Young girls are disappearing from the villages around Timbuktu. The sisters in a Catholic mission on the outskirts of the city fear that the ancient slave trade has been revived. Fortunately, one of the sisters has a couple of friends...
Enter Stevens and Muntaka, a most unlikely and endearing pair of investigators. Together again for the first time since their Leo Africanus adventure, the impulsive American lawyer and wily Nigerian judge find themselves up to their ears in intrigue. From the tower of the great Sankoré Mosque to the dim recesses of Ahmed's Café de Timbuktu they scour the city for clues. In the process they stumble across two other sides of an historic and nefarious African trade triangle.

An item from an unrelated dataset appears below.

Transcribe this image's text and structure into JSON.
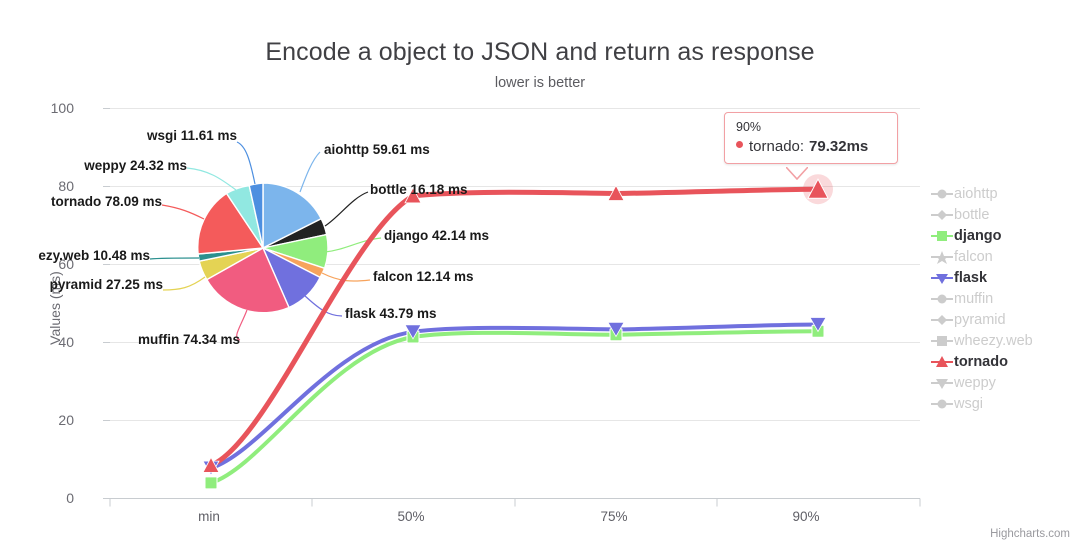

Not to mention the long-dead explorer Alexander Gordon Laing and the mysteriously bisected letter.
In a novel of wide-ranging imagination and good-natured humor, David Smith takes us again into the heart of Africa, where the unexpected is commonplace and the past refuses to stay put.
About the Author
David Smith was born in the village of Saranac Lake, New York, in the Adirondack Mountains. After graduating from Harvard college and Harvard Law School, he spent eighteen months serving as an advisor to customary courts in West Africa. Since then, Mr. Smith has traveled widely in Africa, Asia, and the Middle East, where he has been a consultant to the governments of various developing countries. He is now Vice-dean of the Harvard Law School, and lives in Belmont, Massachusetts, with his wife and two children.